Este tipo de artigo já é bem circulado na interwebs, geralmente leva a manchete “o que ninguém lhe conta sobre morar sozinho” e afins. Eu não irei encher linguiça sobre mais do mesmo ou assustar jovens que estão prestes a sair de casa, dirá influenciar. Evidenciarei a verdade.

Quando o assunto é morar sozinho, corre muita desinformação. A princípio, pensamos que é um paraíso no qual você pode levar quem quiser e fazer o que bem lhe entender. E, sendo sincera, é assim mesmo (em partes). As cobranças de satisfação param de vir e se substituem por boletos à vencerem. Você aprende a crescer, ou melhor, é forçado a crescer. Pois no “mundo real”, ninguém lhe espera e se você ficar para trás, ficou.

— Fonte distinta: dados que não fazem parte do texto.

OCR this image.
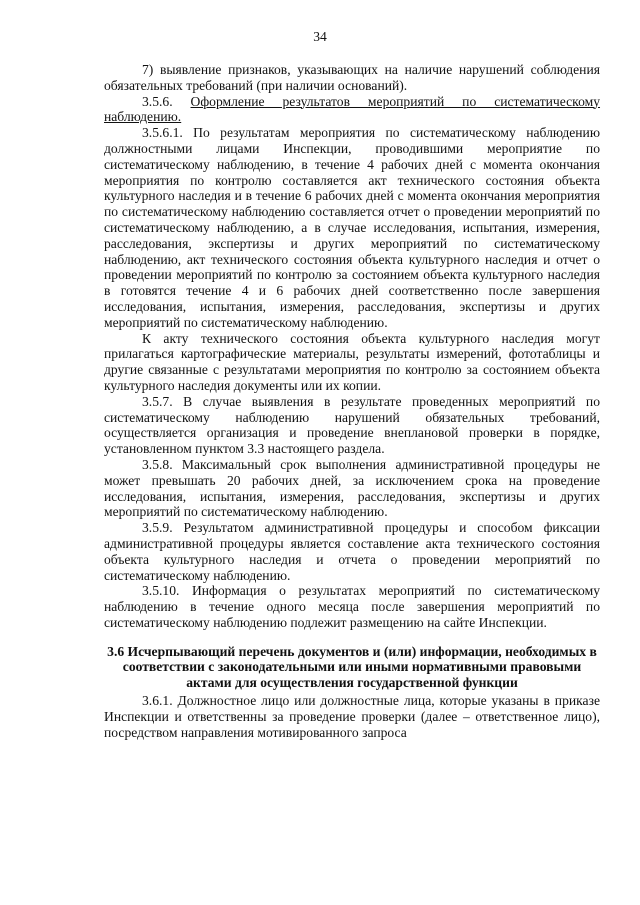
34

7) выявление признаков, указывающих на наличие нарушений соблюдения обязательных требований (при наличии оснований).

3.5.6. Оформление результатов мероприятий по систематическому наблюдению.

3.5.6.1. По результатам мероприятия по систематическому наблюдению должностными лицами Инспекции, проводившими мероприятие по систематическому наблюдению, в течение 4 рабочих дней с момента окончания мероприятия по контролю составляется акт технического состояния объекта культурного наследия и в течение 6 рабочих дней с момента окончания мероприятия по систематическому наблюдению составляется отчет о проведении мероприятий по систематическому наблюдению, а в случае исследования, испытания, измерения, расследования, экспертизы и других мероприятий по систематическому наблюдению, акт технического состояния объекта культурного наследия и отчет о проведении мероприятий по контролю за состоянием объекта культурного наследия в готовятся течение 4 и 6 рабочих дней соответственно после завершения исследования, испытания, измерения, расследования, экспертизы и других мероприятий по систематическому наблюдению.

К акту технического состояния объекта культурного наследия могут прилагаться картографические материалы, результаты измерений, фототаблицы и другие связанные с результатами мероприятия по контролю за состоянием объекта культурного наследия документы или их копии.

3.5.7. В случае выявления в результате проведенных мероприятий по систематическому наблюдению нарушений обязательных требований, осуществляется организация и проведение внеплановой проверки в порядке, установленном пунктом 3.3 настоящего раздела.

3.5.8. Максимальный срок выполнения административной процедуры не может превышать 20 рабочих дней, за исключением срока на проведение исследования, испытания, измерения, расследования, экспертизы и других мероприятий по систематическому наблюдению.

3.5.9. Результатом административной процедуры и способом фиксации административной процедуры является составление акта технического состояния объекта культурного наследия и отчета о проведении мероприятий по систематическому наблюдению.

3.5.10. Информация о результатах мероприятий по систематическому наблюдению в течение одного месяца после завершения мероприятий по систематическому наблюдению подлежит размещению на сайте Инспекции.

3.6 Исчерпывающий перечень документов и (или) информации, необходимых в соответствии с законодательными или иными нормативными правовыми актами для осуществления государственной функции

3.6.1. Должностное лицо или должностные лица, которые указаны в приказе Инспекции и ответственны за проведение проверки (далее – ответственное лицо), посредством направления мотивированного запроса
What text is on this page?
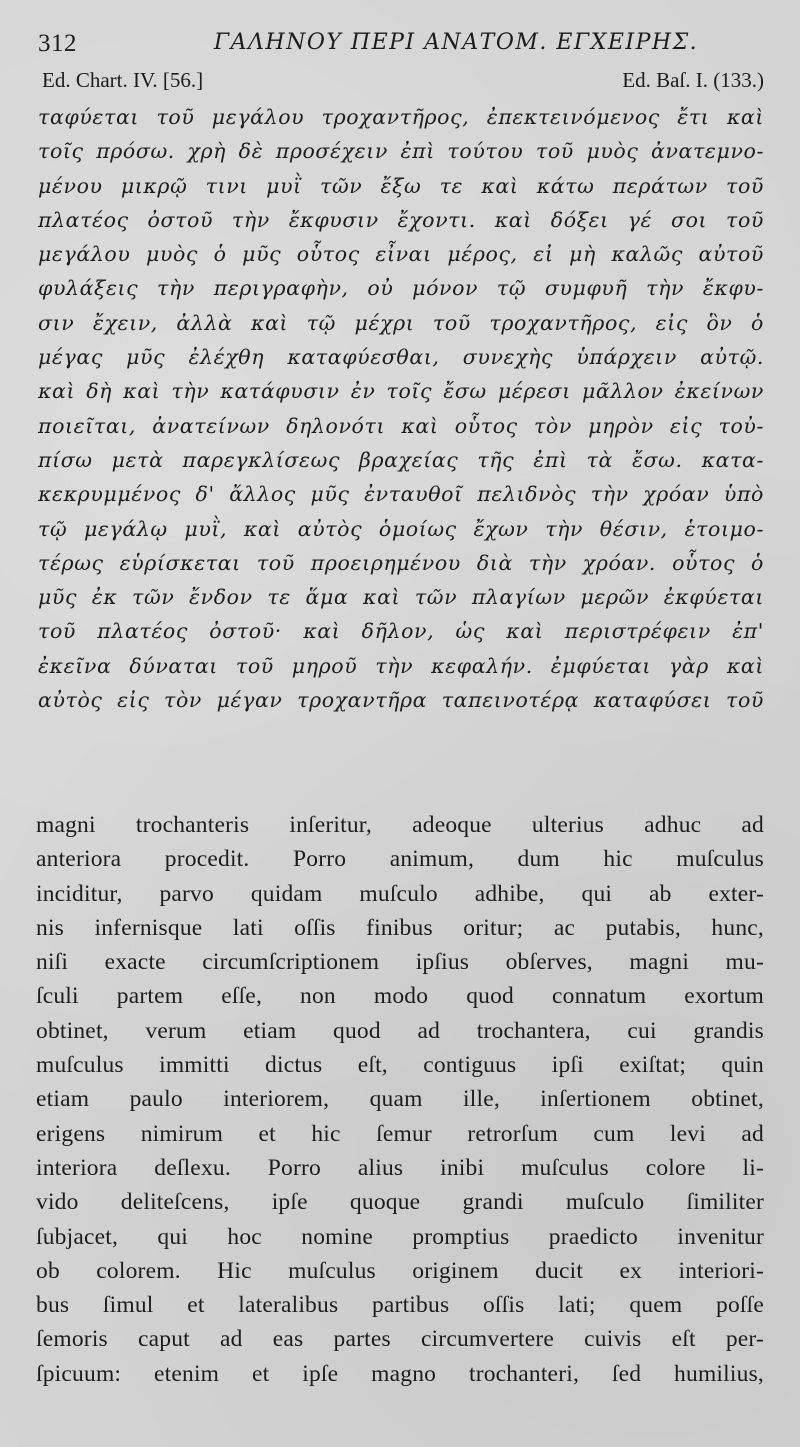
312	ΓΑΛΗΝΟΥ ΠΕΡΙ ΑΝΑΤΟΜ. ΕΓΧΕΙΡΗΣ.
Ed. Chart. IV. [56.]	Ed. Baſ. I. (133.)
ταφύεται τοῦ μεγάλου τροχαντῆρος, ἐπεκτεινόμενος ἔτι καὶ
τοῖς πρόσω. χρὴ δὲ προσέχειν ἐπὶ τούτου τοῦ μυὸς ἀνατεμνο-
μένου μικρῷ τινι μυῒ τῶν ἔξω τε καὶ κάτω περάτων τοῦ
πλατέος ὀστοῦ τὴν ἔκφυσιν ἔχοντι. καὶ δόξει γέ σοι τοῦ
μεγάλου μυὸς ὁ μῦς οὗτος εἶναι μέρος, εἰ μὴ καλῶς αὐτοῦ
φυλάξεις τὴν περιγραφὴν, οὐ μόνον τῷ συμφυῆ τὴν ἔκφυ-
σιν ἔχειν, ἀλλὰ καὶ τῷ μέχρι τοῦ τροχαντῆρος, εἰς ὃν ὁ
μέγας μῦς ἐλέχθη καταφύεσθαι, συνεχὴς ὑπάρχειν αὐτῷ.
καὶ δὴ καὶ τὴν κατάφυσιν ἐν τοῖς ἔσω μέρεσι μᾶλλον ἐκείνων
ποιεῖται, ἀνατείνων δηλονότι καὶ οὗτος τὸν μηρὸν εἰς τοὐ-
πίσω μετὰ παρεγκλίσεως βραχείας τῆς ἐπὶ τὰ ἔσω. κατα-
κεκρυμμένος δ' ἄλλος μῦς ἐνταυθοῖ πελιδνὸς τὴν χρόαν ὑπὸ
τῷ μεγάλῳ μυῒ, καὶ αὐτὸς ὁμοίως ἔχων τὴν θέσιν, ἑτοιμο-
τέρως εὑρίσκεται τοῦ προειρημένου διὰ τὴν χρόαν. οὗτος ὁ
μῦς ἐκ τῶν ἔνδον τε ἅμα καὶ τῶν πλαγίων μερῶν ἐκφύεται
τοῦ πλατέος ὀστοῦ· καὶ δῆλον, ὡς καὶ περιστρέφειν ἐπ'
ἐκεῖνα δύναται τοῦ μηροῦ τὴν κεφαλήν. ἐμφύεται γὰρ καὶ
αὐτὸς εἰς τὸν μέγαν τροχαντῆρα ταπεινοτέρᾳ καταφύσει τοῦ
magni trochanteris inſeritur, adeoque ulterius adhuc ad
anteriora procedit. Porro animum, dum hic muſculus
inciditur, parvo quidam muſculo adhibe, qui ab exter-
nis infernisque lati oſſis finibus oritur; ac putabis, hunc,
niſi exacte circumſcriptionem ipſius obſerves, magni mu-
ſculi partem eſſe, non modo quod connatum exortum
obtinet, verum etiam quod ad trochantera, cui grandis
muſculus immitti dictus eſt, contiguus ipſi exiſtat; quin
etiam paulo interiorem, quam ille, inſertionem obtinet,
erigens nimirum et hic ſemur retrorſum cum levi ad
interiora deſlexu. Porro alius inibi muſculus colore li-
vido deliteſcens, ipſe quoque grandi muſculo ſimiliter
ſubjacet, qui hoc nomine promptius praedicto invenitur
ob colorem. Hic muſculus originem ducit ex interiori-
bus ſimul et lateralibus partibus oſſis lati; quem poſſe
ſemoris caput ad eas partes circumvertere cuivis eſt per-
ſpicuum: etenim et ipſe magno trochanteri, ſed humilius,
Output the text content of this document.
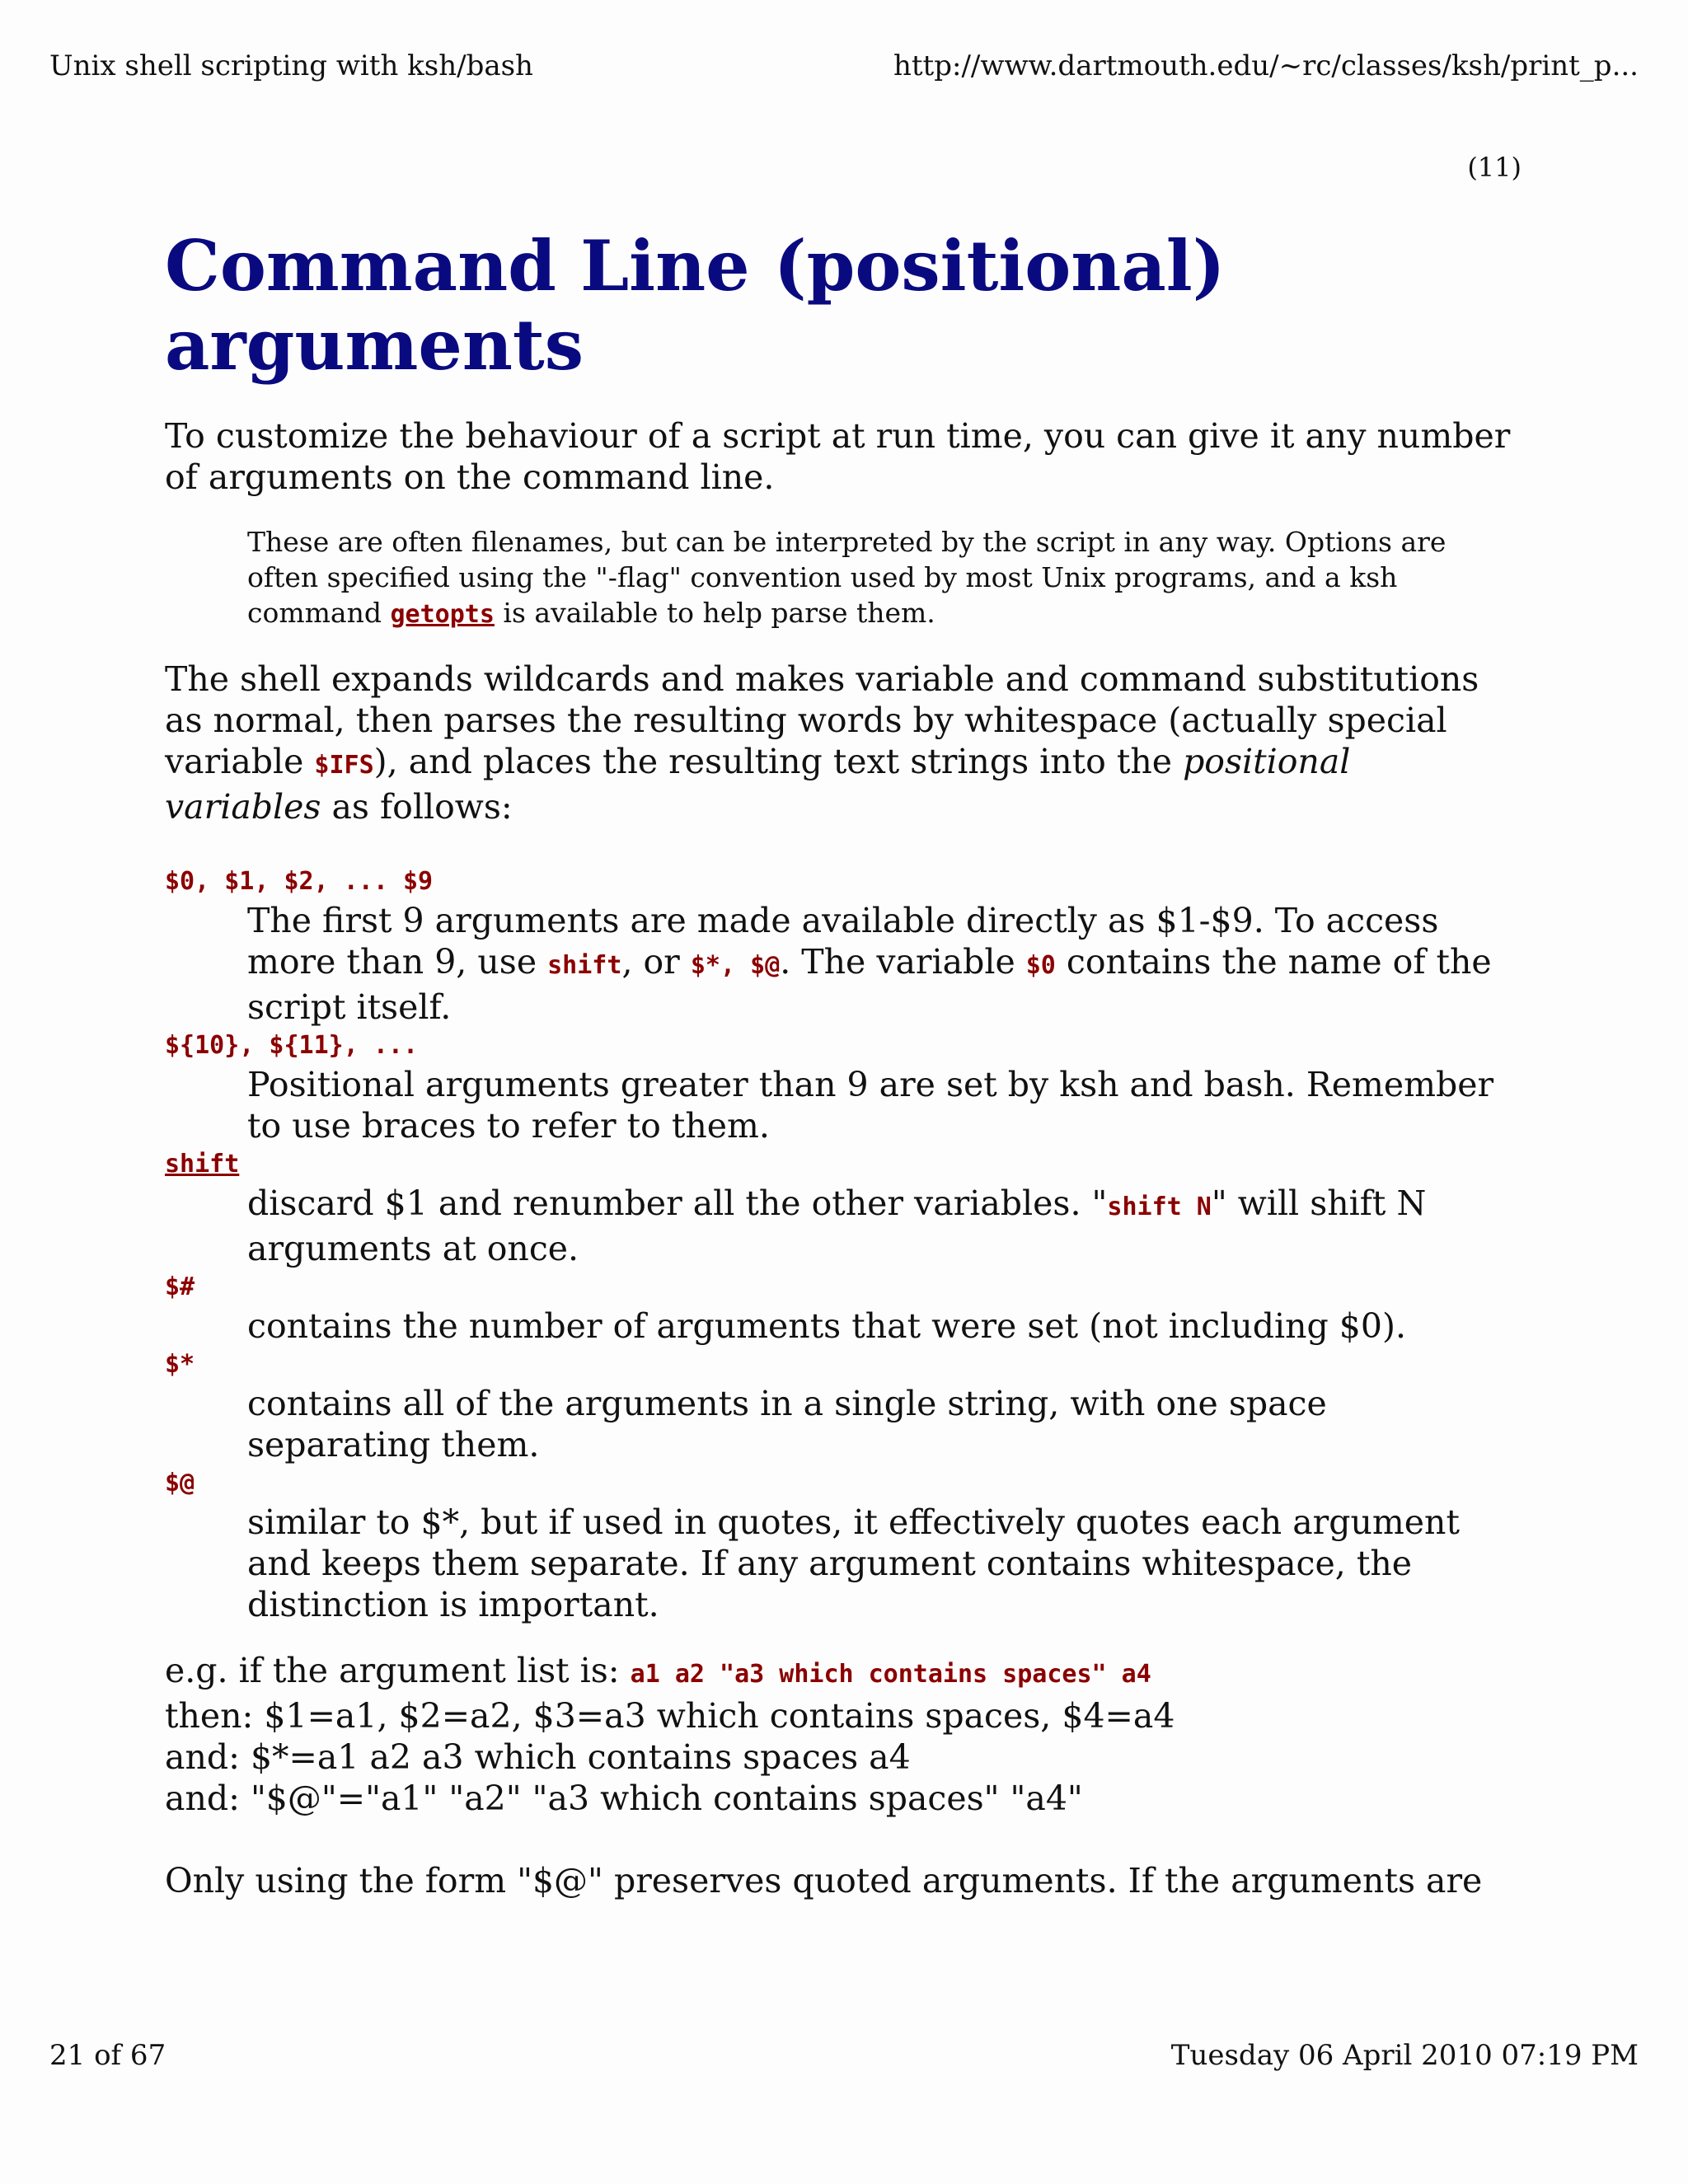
Unix shell scripting with ksh/bash	http://www.dartmouth.edu/~rc/classes/ksh/print_p...
(11)
Command Line (positional) arguments

To customize the behaviour of a script at run time, you can give it any number of arguments on the command line.

These are often filenames, but can be interpreted by the script in any way. Options are often specified using the "-flag" convention used by most Unix programs, and a ksh command getopts is available to help parse them.

The shell expands wildcards and makes variable and command substitutions as normal, then parses the resulting words by whitespace (actually special variable $IFS), and places the resulting text strings into the positional variables as follows:

$0, $1, $2, ... $9
The first 9 arguments are made available directly as $1-$9. To access more than 9, use shift, or $*, $@. The variable $0 contains the name of the script itself.
${10}, ${11}, ...
Positional arguments greater than 9 are set by ksh and bash. Remember to use braces to refer to them.
shift
discard $1 and renumber all the other variables. "shift N" will shift N arguments at once.
$#
contains the number of arguments that were set (not including $0).
$*
contains all of the arguments in a single string, with one space separating them.
$@
similar to $*, but if used in quotes, it effectively quotes each argument and keeps them separate. If any argument contains whitespace, the distinction is important.
e.g. if the argument list is: a1 a2 "a3 which contains spaces" a4
then: $1=a1, $2=a2, $3=a3 which contains spaces, $4=a4
and: $*=a1 a2 a3 which contains spaces a4
and: "$@"="a1" "a2" "a3 which contains spaces" "a4"

Only using the form "$@" preserves quoted arguments. If the arguments are

21 of 67	Tuesday 06 April 2010 07:19 PM
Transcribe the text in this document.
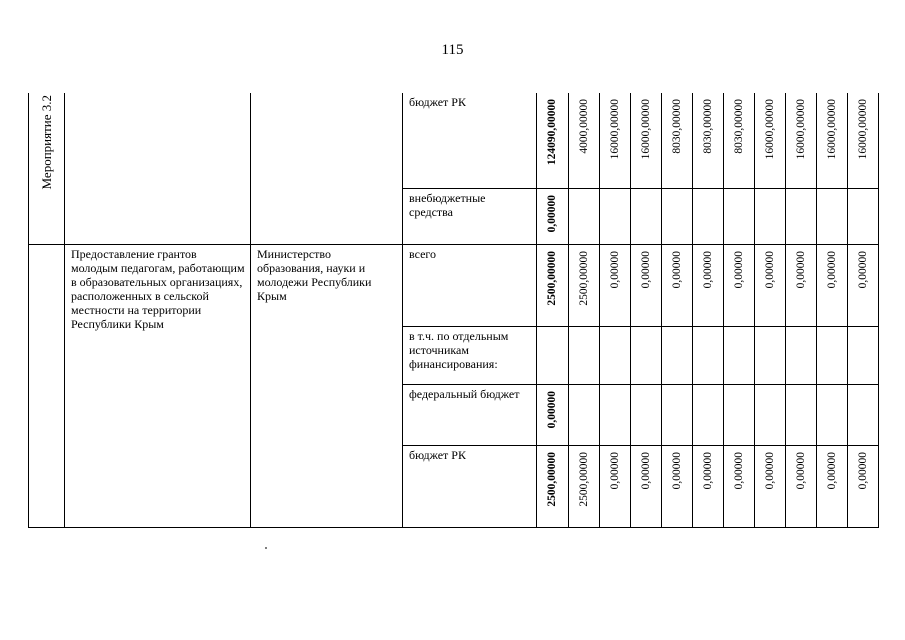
115

			бюджет РК	124090,00000	4000,00000	16000,00000	16000,00000	8030,00000	8030,00000	8030,00000	16000,00000	16000,00000	16000,00000	16000,00000

			внебюджетные средства	0,00000										

Мероприятие 3.2	Предоставление грантов молодым педагогам, работающим в образовательных организациях, расположенных в сельской местности на территории Республики Крым	Министерство образования, науки и молодежи Республики Крым	всего	2500,00000	2500,00000	0,00000	0,00000	0,00000	0,00000	0,00000	0,00000	0,00000	0,00000	0,00000

			в т.ч. по отдельным источникам финансирования:											

			федеральный бюджет	0,00000										

			бюджет РК	2500,00000	2500,00000	0,00000	0,00000	0,00000	0,00000	0,00000	0,00000	0,00000	0,00000	0,00000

(Antes de tudo, quero explicitar que todo o relato é baseado nas minhas experiências pessoais. É dentro da perspectiva de uma mulher universitária.)

O mito do sexo livre

Será um entra e sai de sua casa, nos primeiros meses, caso você tente manter uma vida sexual ativa. É muito bom ao final de um encontro romântico, chamar o indivíduo para subir. Não ter de se preocupar com barulho então…parece o sonho de qualquer adolescente. O que era para ser esporádico, vira rotina e você banaliza o seu lar. Depois de levar muito na cara, perceberá que seu lugarzinho é sagrado e que aquela moça bonita do bar que estava lhe dando mole não vale tão a pena.

Seus amigos também passarão a ver seu apartamento como um motel e tome muito cuidado com isso. No início, emprestar as chaves para aquele amigão do trabalho parecerá uma atitude nobre. “Ele faria o mesmo por mim”, não, ele não faria, nem fará. Então não faça. Mas como eles poderiam dar valor ao seu lar se nem você dá?

Estabeleça valores éticos a serem seguidos por você e seus visitantes, pois só assim terá uma ordem clara a ser respeitada e não se surpreenderá no decorrer da jornada.

Proerd?

Jovens, em geral, são curiosos e não tem nada de errado com isto. O problema está quando você deixa de ter controle sobre o próprio corpo e depende daquilo para viver. Digo por mim, quando ainda morava com minha mãe, achava um absurdo quem fumasse ou usasse drogas ilícitas. Já no meu primeiro apartamento (de três), comecei a fumar absurdos. Passara a ser um ritual: ao final da tarde, sentar na varanda, colocar um blues, acender um Marlboro Vermelho e, para disfarçar o gosto terrível de morte, um halls de melancia. Eu até criei um valor poético a isso, mas deixaremos para outro tópico.

Por ter uma liberdade maior para consumir o que quiser e como quiser, você pode vir a gostar de acender um cigarrinho de maconha ou uma cerveja no final do expediente. Ainda justificará com um “trabalhei demais”. Drogas como válvula de escape se tornarão algo comum e quase banal. E não me refiro apenas às ilícitas, aquele Dramin que lhe ajuda a dormir ou o Dorflex que parece curar o vazio existencial também se incluem aqui. É preciso ter cuidado para que não atrapalhe no seu cotidiano. Confie em mim, é a última coisa que você precisa.

Bebês de estimação

Eu sou a louca dos gatos e até quem não me conhece sabe ao olhar minhas blusas pretas só o pelo. Tenho três crianças: Brucifer, Daisy e Édipo. Eles são a alegria da casa e, no final do dia, eu os tenho de companhia. Isto me ajudou a superar todos os perrengues possíveis e me fez uma mulher melhor.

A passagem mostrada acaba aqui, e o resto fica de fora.